The first decade of this century was bookended by two of the most significant documents in the making of contemporary Ireland. The commission that led to the Ryan Report began its work in 1999, the Cloyne Report was published in 2011.
They, and so many others like them, unearthed decades of institutionalised abuse, grand hubris, and a largely silent, hypocritical society.
No free society, in the full knowledge of what had been done in its name, could but be distressed and, to use a powerful, old idea, shamed.
Harrowing though those revelations were, they enriched us by making it impossible to pretend that we had behaved honourably towards the most vulnerable among us.
Would we still be living the great lies that made those reckonings inevitable? Would amendments to our Constitution on marriage equality, abortion, blasphemy, or divorce have been endorsed?
Later this month the Commission of Investigation into Mother and Baby Homes, set up in 2015, is expected to publish its findings on, among other things, how 15 mother and baby homes and four county homes operated.
It is also report on how some of those homes facilitated vaccine trials and the role adoptions played in the process.

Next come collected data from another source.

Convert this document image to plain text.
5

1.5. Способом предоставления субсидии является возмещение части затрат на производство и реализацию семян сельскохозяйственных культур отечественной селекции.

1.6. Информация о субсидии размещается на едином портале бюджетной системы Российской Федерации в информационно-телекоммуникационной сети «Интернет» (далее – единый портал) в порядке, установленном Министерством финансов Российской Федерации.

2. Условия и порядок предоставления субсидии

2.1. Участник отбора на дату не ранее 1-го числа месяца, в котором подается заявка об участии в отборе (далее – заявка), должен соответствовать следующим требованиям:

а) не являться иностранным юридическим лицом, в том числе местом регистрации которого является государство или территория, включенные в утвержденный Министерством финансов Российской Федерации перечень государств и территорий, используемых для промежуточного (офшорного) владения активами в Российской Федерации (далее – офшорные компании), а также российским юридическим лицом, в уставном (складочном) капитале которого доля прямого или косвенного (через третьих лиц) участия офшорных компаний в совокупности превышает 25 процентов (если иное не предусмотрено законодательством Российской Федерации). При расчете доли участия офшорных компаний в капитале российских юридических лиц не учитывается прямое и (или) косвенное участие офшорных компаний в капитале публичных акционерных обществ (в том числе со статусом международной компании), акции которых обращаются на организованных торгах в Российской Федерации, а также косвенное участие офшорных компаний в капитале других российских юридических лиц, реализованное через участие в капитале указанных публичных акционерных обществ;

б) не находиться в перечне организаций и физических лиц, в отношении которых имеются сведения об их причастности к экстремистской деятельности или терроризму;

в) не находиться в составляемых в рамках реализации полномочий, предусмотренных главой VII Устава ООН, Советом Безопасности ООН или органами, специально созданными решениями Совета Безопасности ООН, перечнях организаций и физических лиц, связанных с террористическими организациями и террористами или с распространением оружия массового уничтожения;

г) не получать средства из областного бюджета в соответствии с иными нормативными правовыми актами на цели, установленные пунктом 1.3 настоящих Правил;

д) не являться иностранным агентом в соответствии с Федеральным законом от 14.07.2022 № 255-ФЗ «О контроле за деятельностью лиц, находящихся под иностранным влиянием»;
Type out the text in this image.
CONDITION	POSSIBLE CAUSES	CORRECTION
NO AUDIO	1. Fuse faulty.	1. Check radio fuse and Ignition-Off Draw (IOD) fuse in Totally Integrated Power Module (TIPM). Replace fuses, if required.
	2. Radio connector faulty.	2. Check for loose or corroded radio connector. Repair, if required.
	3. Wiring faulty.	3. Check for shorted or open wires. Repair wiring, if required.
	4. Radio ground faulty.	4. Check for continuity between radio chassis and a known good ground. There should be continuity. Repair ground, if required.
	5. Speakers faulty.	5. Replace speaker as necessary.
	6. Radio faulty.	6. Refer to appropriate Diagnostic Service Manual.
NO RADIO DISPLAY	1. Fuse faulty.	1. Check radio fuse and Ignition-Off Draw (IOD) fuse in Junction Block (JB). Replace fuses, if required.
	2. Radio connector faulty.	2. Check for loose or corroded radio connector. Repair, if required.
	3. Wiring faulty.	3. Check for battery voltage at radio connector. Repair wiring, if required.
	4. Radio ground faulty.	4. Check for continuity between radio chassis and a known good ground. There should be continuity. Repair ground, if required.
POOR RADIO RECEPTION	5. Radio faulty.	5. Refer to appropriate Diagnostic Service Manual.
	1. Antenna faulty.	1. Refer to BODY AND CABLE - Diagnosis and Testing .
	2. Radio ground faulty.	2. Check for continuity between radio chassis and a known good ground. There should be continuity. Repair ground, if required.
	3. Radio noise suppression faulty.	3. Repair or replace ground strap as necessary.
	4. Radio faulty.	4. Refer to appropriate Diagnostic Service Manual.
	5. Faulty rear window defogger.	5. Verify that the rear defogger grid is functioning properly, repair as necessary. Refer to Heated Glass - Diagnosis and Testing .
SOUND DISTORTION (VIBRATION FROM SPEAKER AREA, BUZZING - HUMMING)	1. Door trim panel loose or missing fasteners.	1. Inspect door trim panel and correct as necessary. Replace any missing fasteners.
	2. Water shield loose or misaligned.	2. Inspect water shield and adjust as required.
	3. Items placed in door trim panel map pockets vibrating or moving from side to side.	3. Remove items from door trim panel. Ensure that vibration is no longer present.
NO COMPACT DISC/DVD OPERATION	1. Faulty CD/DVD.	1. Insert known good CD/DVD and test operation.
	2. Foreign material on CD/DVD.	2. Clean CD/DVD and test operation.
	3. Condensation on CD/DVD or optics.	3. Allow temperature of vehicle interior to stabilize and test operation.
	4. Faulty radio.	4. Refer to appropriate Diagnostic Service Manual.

Last week, the Seanad debated a Bill to secure the records of the commission which was set up under the 2004 Commissions of Investigation Act.
During that debate, Minister for Children Roderic O'Gorman pointed out that "the entire premise of the 2004 Act ... is that investigations are held in private. That confidentiality applies to the evidence and records gathered by the inquiry. It is central to allow testimony to be given freely."
He also revealed that "the MBHC ... created a database tracking who was in the main mother-and-baby homes, but did not feel it had a legal basis to transfer that database and would be compelled by law to redact the valuable information we are trying to now preserve".
He continued: "The 2004 Act also requires that such records are sealed for a period of 30 years pending their transfer to the National Archives."
That entombment may reflect this culture's unwise comfort with secrecy, especially if that silence offers a shield.
Nevertheless, that silencing is mild compared to that proposed under the Retention of Records Bill 2019 which, thankfully, lapsed when an election was called. It proposed to seal records from the Ryan Commission in the National Archives for 75 years.
Though Mr O'Gorman said he was "committed to ... providing a new architecture surrounding access to birth information and tracing" it is impossible to pretend that our legislation does not pivot on the idea that victims of various institutions have something to hide, something to be ashamed of.
Nothing could be further from the truth and most of those interviewed for this month's report would be happy to have their story — our story — told. Some may not and their wishes can be easily facilitated.
As Mr O'Gorman pointed out, all of this flows from the 2004 Act which may, in the perspective of the old, curtain-twitching Ireland, be valid but by today's standards is a kind of permanent gagging order protecting an indefensible history.
What better tribute to the victims of institutional abuse might there be than to reform or even repeal it? After all, ignoring the truth will not strengthen us but facing up to it, horrors and all, will empower us.